La Comisión Bicameral que presido, encargada de la revisión del texto constitucional, ha reflexionado mucho sobre el tema. Se trata no sólo de encontrar la mejor manera de elegir a los mejores jueces, sino de llevarle al país nacional la convicción de que no predomina en su designación el interés de las cúpulas partidistas.

De allí nuestra iniciativa de crear una Alta Comisión de Justicia, compuesta en forma tal que no pueda ser manipulada por cenáculos políticos ni de otra especie y que ofrezca la seguridad de que la selección se realiza ante los propios ojos de la sociedad civil y con participación de ésta.

Muchos mecanismos se han aplicado en Venezuela para elegir los magistrados. La Constitución de 1811 atribuía el nombramiento al Ejecutivo con previo aviso, consejo y consentimiento («Advice and consent» como dicen en EUA y el voto de los 2/3 de los senadores presentes). Las de 1819, 1821 (grancolombiana) y 1830 establecían que el Presidente de la República propondría los candidatos en número triple, la Cámara reduciría la lista a un número doble y el Senado escogería definitivamente; la de 1857 confió la elección al Congreso, pero de ternas propuestas por el Ejecutivo; la de 1858 a las legislaturas provinciales y las de 1864 y 1874 a las Asambleas Legislativas de los Estados; pero a partir de 1881 la elección se atribuyó al Congreso, salvo la de 1893 que encomendó la elaboración de listas (nonarias) de candidatos de las Asambleas Legislativas para que escogiera el Congreso, y la de 1901 que volvió a atribuir a las legislaturas estadales la designación; con la circunstancia de que en la de 1901, 1904, 1909, 1914 y 1922 los congresistas se repartían en siete agrupaciones y cada una de ellas elegía un vocal.

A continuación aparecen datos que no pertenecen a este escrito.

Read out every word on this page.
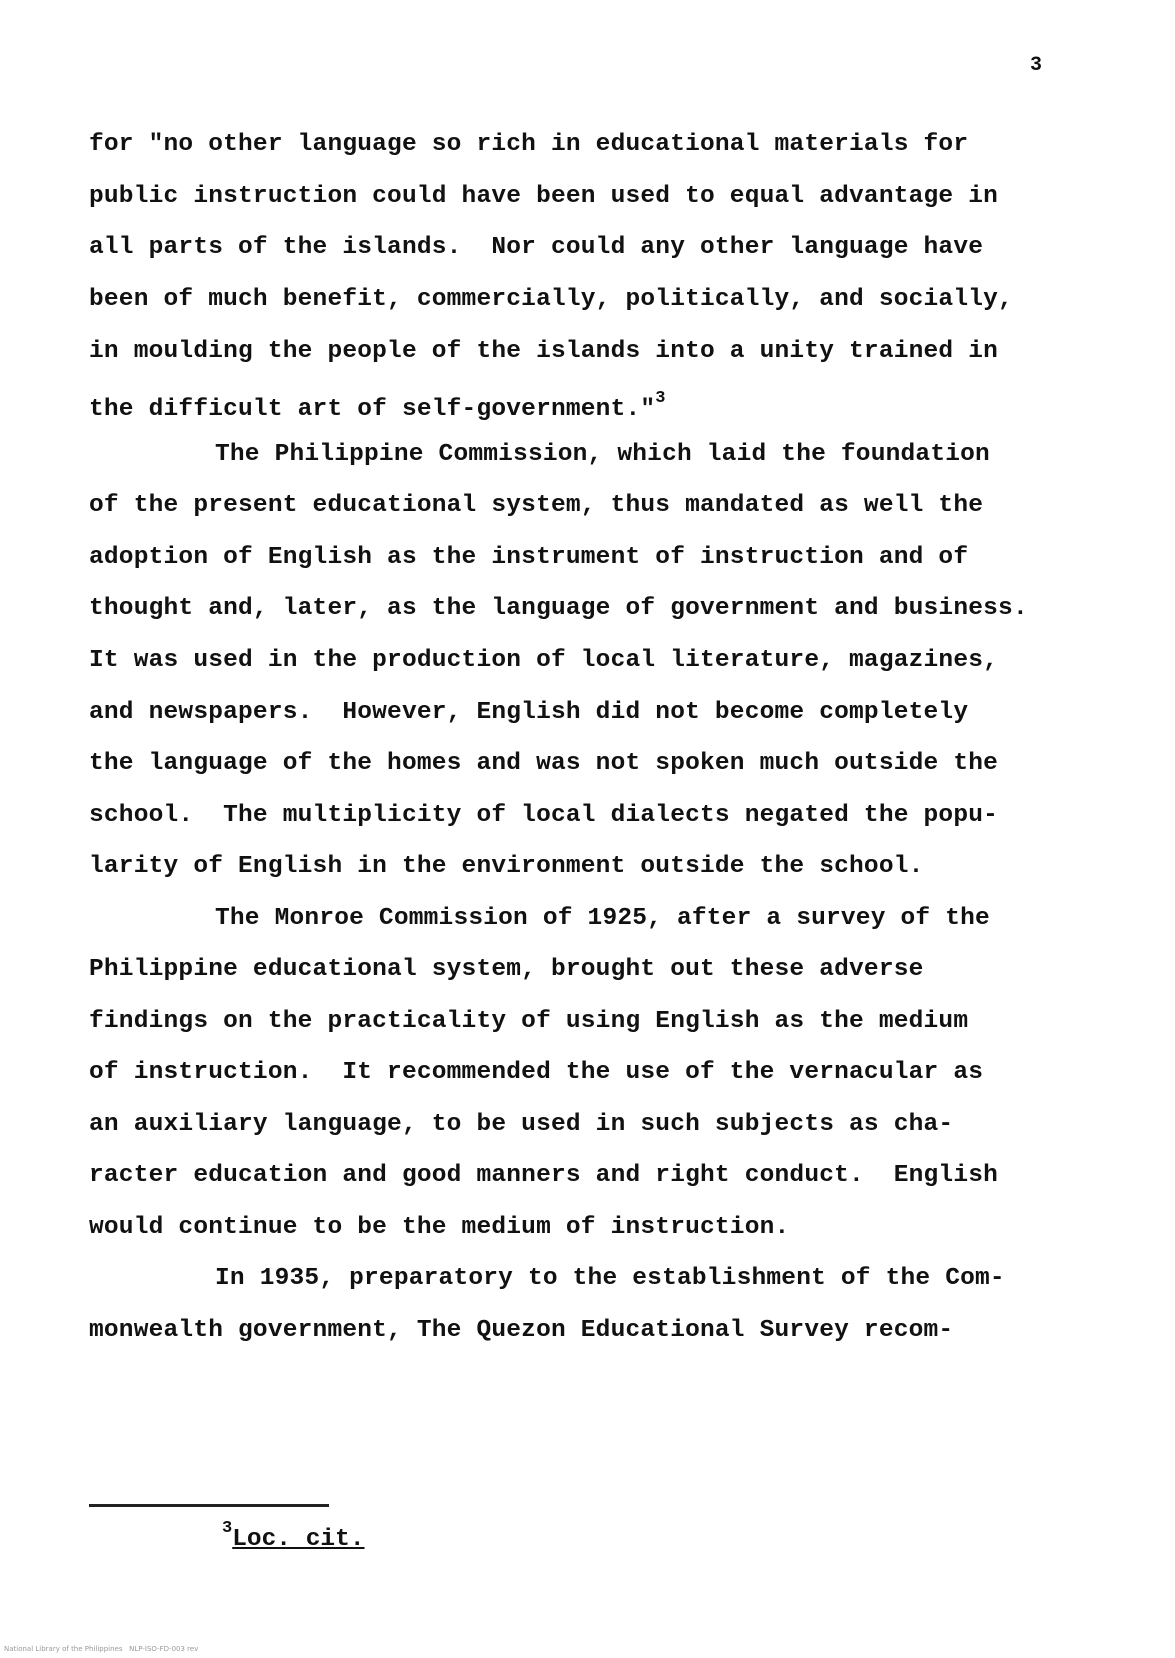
3
for "no other language so rich in educational materials for
public instruction could have been used to equal advantage in
all parts of the islands.  Nor could any other language have
been of much benefit, commercially, politically, and socially,
in moulding the people of the islands into a unity trained in
the difficult art of self-government."$^3$
The Philippine Commission, which laid the foundation
of the present educational system, thus mandated as well the
adoption of English as the instrument of instruction and of
thought and, later, as the language of government and business.
It was used in the production of local literature, magazines,
and newspapers.  However, English did not become completely
the language of the homes and was not spoken much outside the
school.  The multiplicity of local dialects negated the popu-
larity of English in the environment outside the school.
The Monroe Commission of 1925, after a survey of the
Philippine educational system, brought out these adverse
findings on the practicality of using English as the medium
of instruction.  It recommended the use of the vernacular as
an auxiliary language, to be used in such subjects as cha-
racter education and good manners and right conduct.  English
would continue to be the medium of instruction.
In 1935, preparatory to the establishment of the Com-
monwealth government, The Quezon Educational Survey recom-
$^3$Loc. cit.
National Library of the Philippines   NLP-ISO-FD-003 rev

Este procedimiento no le quitaba en absoluto a la elección su definido cariz político. El deseo de evitar ese escollo explica que en diversos países se hayan adoptado otros procedimientos. En Italia la selección de los candidatos la hace el Consejo Superior de la Magistratura, pero no creo que en Venezuela esta solución sería conveniente; ha sido accidentada y poco feliz la historia del Consejo de la Judicatura, previsto en la Carta Fundamental de 1947 y 1961 por iniciativa mía, pero realizado con poco acierto. En Colombia, según la novísima Constitución, los magistrados de la Corte Suprema y del Consejo de Estado serán nombrados por la respectiva corporación (para un período de ocho años y no vitalicios como antes) pero de listas enviadas por el Consejo Superior de la Magistratura, y los de la Corte Constitucional por el Senado, de sendas ternas que le presenten el Presidente de la República, la Corte Suprema y el Consejo de Estado.

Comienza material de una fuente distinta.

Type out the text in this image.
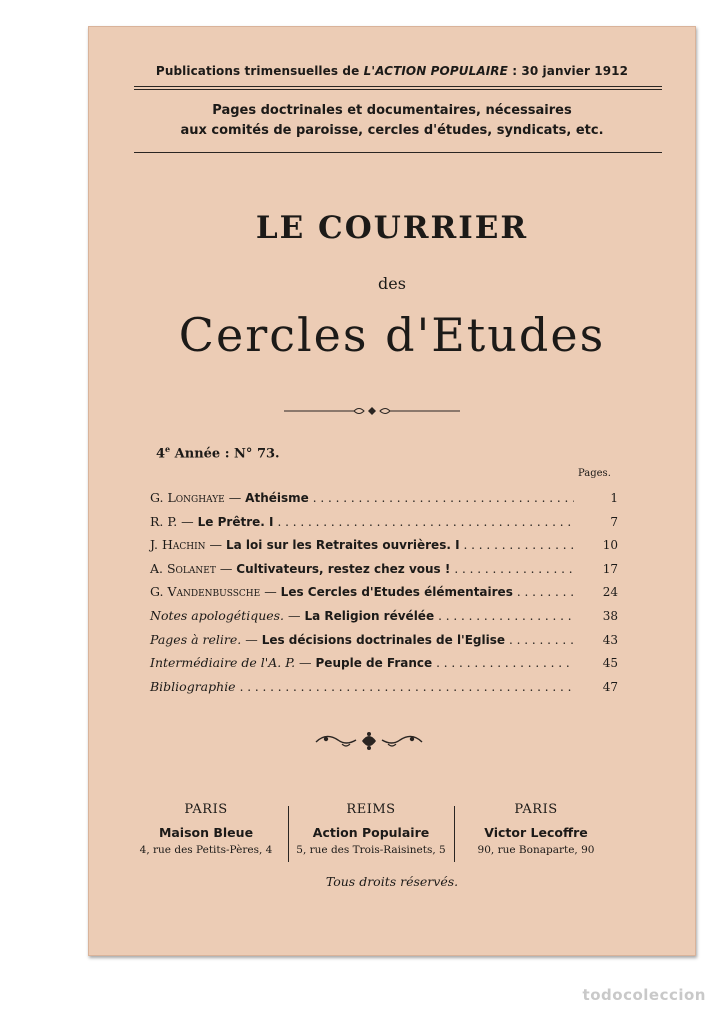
Publications trimensuelles de L'ACTION POPULAIRE : 30 janvier 1912
Pages doctrinales et documentaires, nécessaires
aux comités de paroisse, cercles d'études, syndicats, etc.
LE COURRIER
des
Cercles d'Etudes
4e Année : N° 73.
Pages.
G. Longhaye — Athéisme . . .	1
R. P. — Le Prêtre. I . . .	7
J. Hachin — La loi sur les Retraites ouvrières. I . . .	10
A. Solanet — Cultivateurs, restez chez vous ! . . .	17
G. Vandenbussche — Les Cercles d'Etudes élémentaires . . .	24
Notes apologétiques. — La Religion révélée . . .	38
Pages à relire. — Les décisions doctrinales de l'Eglise . . .	43
Intermédiaire de l'A. P. — Peuple de France . . .	45
Bibliographie . . .	47
PARIS
Maison Bleue
4, rue des Petits-Pères, 4
REIMS
Action Populaire
5, rue des Trois-Raisinets, 5
PARIS
Victor Lecoffre
90, rue Bonaparte, 90
Tous droits réservés.
todocoleccion
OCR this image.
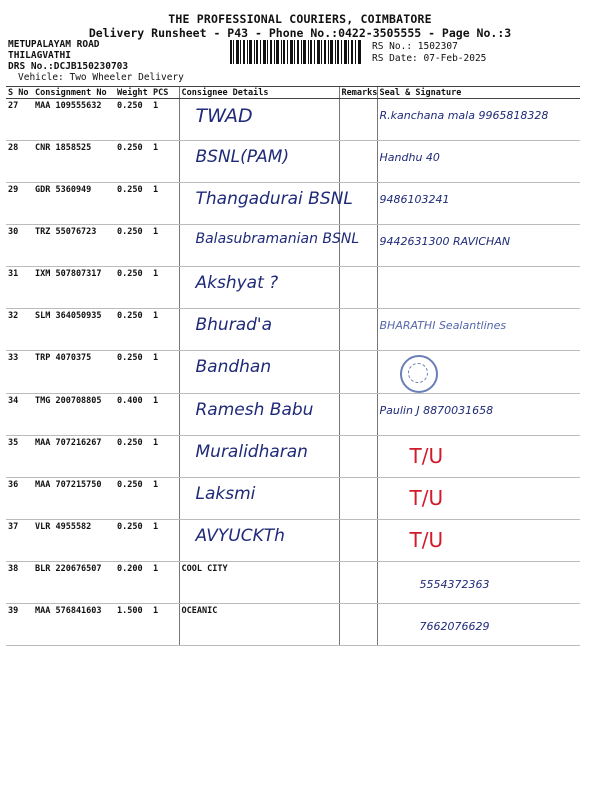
THE PROFESSIONAL COURIERS, COIMBATORE
Delivery Runsheet - P43 - Phone No.:0422-3505555 - Page No.:3
METUPALAYAM ROAD
THILAGVATHI
DRS No.:DCJB150230703
Vehicle: Two Wheeler Delivery
RS No.: 1502307
RS Date: 07-Feb-2025
S No	Consignment No	Weight	PCS	Consignee Details	Remarks	Seal & Signature
27	MAA 109555632	0.250	1	TWAD		R.kanchana mala 9965818328

28	CNR 1858525	0.250	1	BSNL(PAM)		Handhu 40

29	GDR 5360949	0.250	1	Thangadurai BSNL		9486103241

30	TRZ 55076723	0.250	1	Balasubramanian BSNL		9442631300 RAVICHAN

31	IXM 507807317	0.250	1	Akshyat ?		

32	SLM 364050935	0.250	1	Bhurad'a		BHARATHI Sealantlines

33	TRP 4070375	0.250	1	Bandhan		

34	TMG 200708805	0.400	1	Ramesh Babu		Paulin J 8870031658

35	MAA 707216267	0.250	1	Muralidharan		T/U

36	MAA 707215750	0.250	1	Laksmi		T/U

37	VLR 4955582	0.250	1	AVYUCKTh		T/U

38	BLR 220676507	0.200	1	COOL CITY		5554372363

39	MAA 576841603	1.500	1	OCEANIC		7662076629
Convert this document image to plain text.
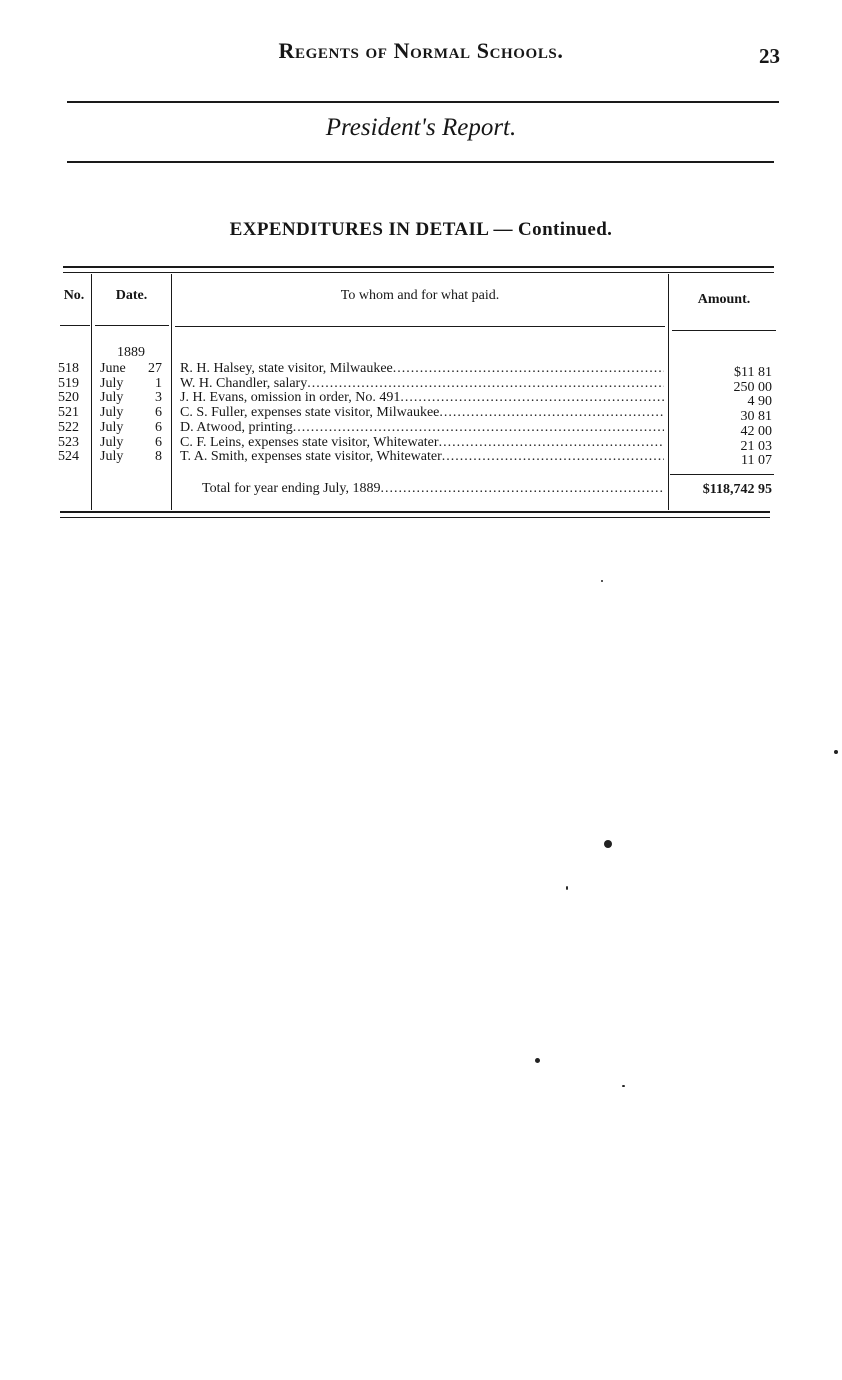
Regents of Normal Schools.	23
President's Report.
EXPENDITURES IN DETAIL — Continued.
No.	Date.	To whom and for what paid.	Amount.
1889
518
519
520
521
522
523
524
June 27
July 1
July 3
July 6
July 6
July 6
July 8
R. H. Halsey, state visitor, Milwaukee
.....
W. H. Chandler, salary
.....
J. H. Evans, omission in order, No. 491
.....
C. S. Fuller, expenses state visitor, Milwaukee
.....
D. Atwood, printing
.....
C. F. Leins, expenses state visitor, Whitewater
.....
T. A. Smith, expenses state visitor, Whitewater
.....
$11 81
250 00
4 90
30 81
42 00
21 03
11 07
Total for year ending July, 1889
.....	$118,742 95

En Francia, la Alta Corte de Justicia la eligen la Asamblea Nacional y el Senado por partes iguales, y el Consejo Constitucional, el presidente de la República, el presidente de la Asamblea Nacional y el presidente del Senado. En Alemania, la Corte Constitucional Federal es elegida una mitad por el Bundestag y otra mitad por el Bundesrat, y los miembros de las «cortes supremas», a saber, la Corte Federal de Justicia, la Corte Federal Administrativa, la Corte Federal de las Finanzas, la Corte Federal del Trabajo y la Corte Federal del Contencioso Social, por el ministro Federal del ramo respectivo, conjuntamente con una Comisión de los ministros de los estados (Lander) competentes en la materia respectiva.

En España, el Consejo General del Poder Judicial es el órgano de gobierno del mismo y la ley orgánica establece sus funciones en materia de nombramientos y ascensos; el Presidente del Tribunal Supremo es nombrado por el Rey a propuesta del Consejo, y del Tribunal Constitucional 4 miembros son propuestos por los Diputados (con votos de las 4/5 partes), 4 por el Senado (id.), dos por el Consejo General del Poder Judicial y 2 propuestos por el Gobierno.

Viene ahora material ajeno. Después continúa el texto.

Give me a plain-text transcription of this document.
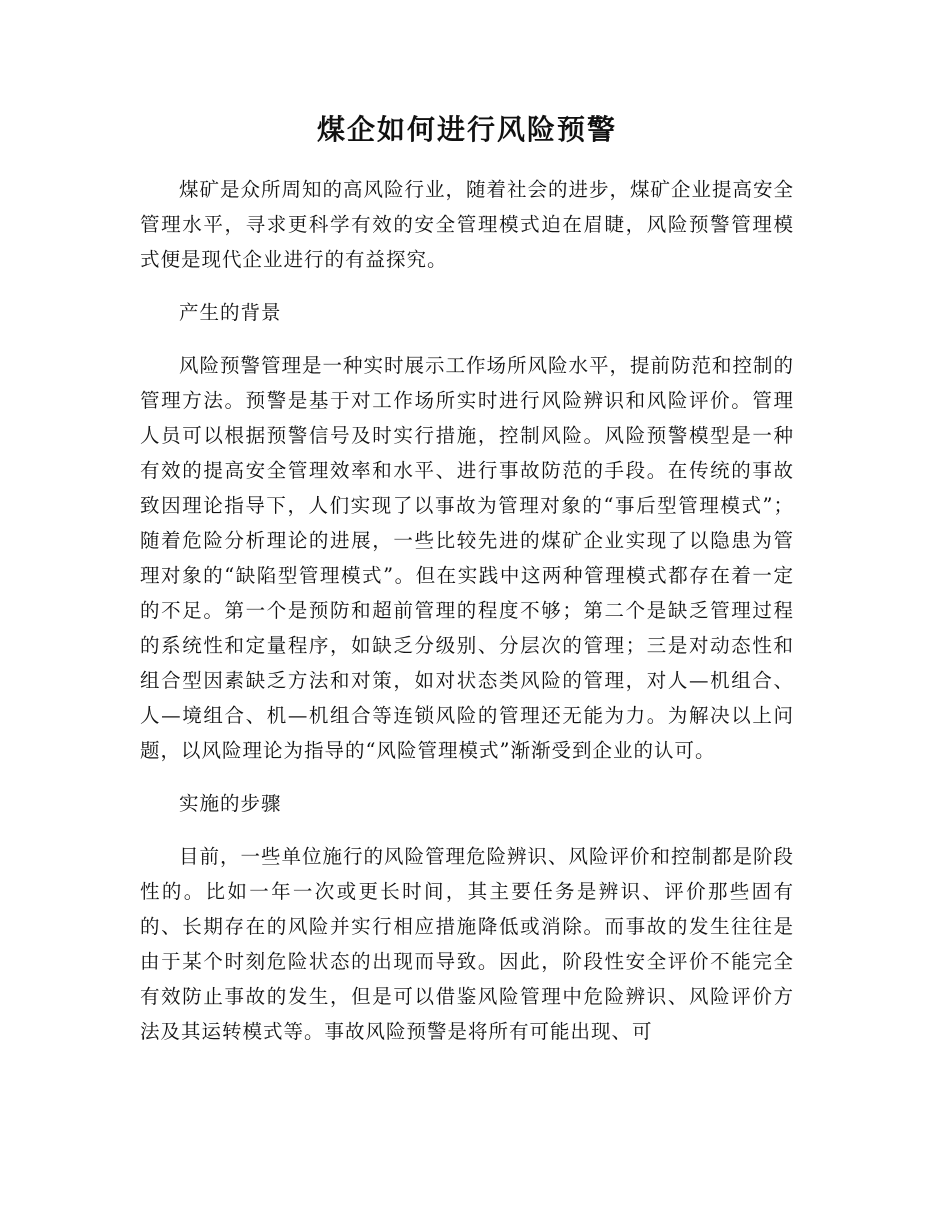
煤企如何进行风险预警

煤矿是众所周知的高风险行业，随着社会的进步，煤矿企业提高安全管理水平，寻求更科学有效的安全管理模式迫在眉睫，风险预警管理模式便是现代企业进行的有益探究。

产生的背景

风险预警管理是一种实时展示工作场所风险水平，提前防范和控制的管理方法。预警是基于对工作场所实时进行风险辨识和风险评价。管理人员可以根据预警信号及时实行措施，控制风险。风险预警模型是一种有效的提高安全管理效率和水平、进行事故防范的手段。在传统的事故致因理论指导下，人们实现了以事故为管理对象的“事后型管理模式”；随着危险分析理论的进展，一些比较先进的煤矿企业实现了以隐患为管理对象的“缺陷型管理模式”。但在实践中这两种管理模式都存在着一定的不足。第一个是预防和超前管理的程度不够；第二个是缺乏管理过程的系统性和定量程序，如缺乏分级别、分层次的管理；三是对动态性和组合型因素缺乏方法和对策，如对状态类风险的管理，对人—机组合、人—境组合、机—机组合等连锁风险的管理还无能为力。为解决以上问题，以风险理论为指导的“风险管理模式”渐渐受到企业的认可。

实施的步骤

目前，一些单位施行的风险管理危险辨识、风险评价和控制都是阶段性的。比如一年一次或更长时间，其主要任务是辨识、评价那些固有的、长期存在的风险并实行相应措施降低或消除。而事故的发生往往是由于某个时刻危险状态的出现而导致。因此，阶段性安全评价不能完全有效防止事故的发生，但是可以借鉴风险管理中危险辨识、风险评价方法及其运转模式等。事故风险预警是将所有可能出现、可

Ninguna de estas fórmulas parece apropiada para responder a la presente situación de Venezuela, dadas las características del problema que debemos enfrentar.

La Constitución de Guatemala de 1985 dispuso que de los miembros de la Corte Suprema de Justicia, que son nueve, cuatro serán elegidos directamente por el Congreso y cinco de una lista de treinta candidatos propuestos por una «Comisión de postulación», integrada por los Decanos de las facultades de Derecho, un número equivalente elegido por la Asamblea General del Colegio de Abogados y Notarios de Guatemala y un representante del organismo judicial nombrado por la propia Corte Suprema. En las votaciones no se acepta representación alguna.

Esta iniciativa guatemalteca, en parte y en cierto modo, inspiró inicialmente nuestra idea de la Alta Comisión de Justicia: pero allá las circunstancias son diferentes (por ejemplo, hay un solo Colegio de Abogados) y por otra parte nosotros hemos querido darle participación a la sociedad civil, pues lo consideramos necesario. Es la sociedad civil la más angustiada por la crisis de la justicia.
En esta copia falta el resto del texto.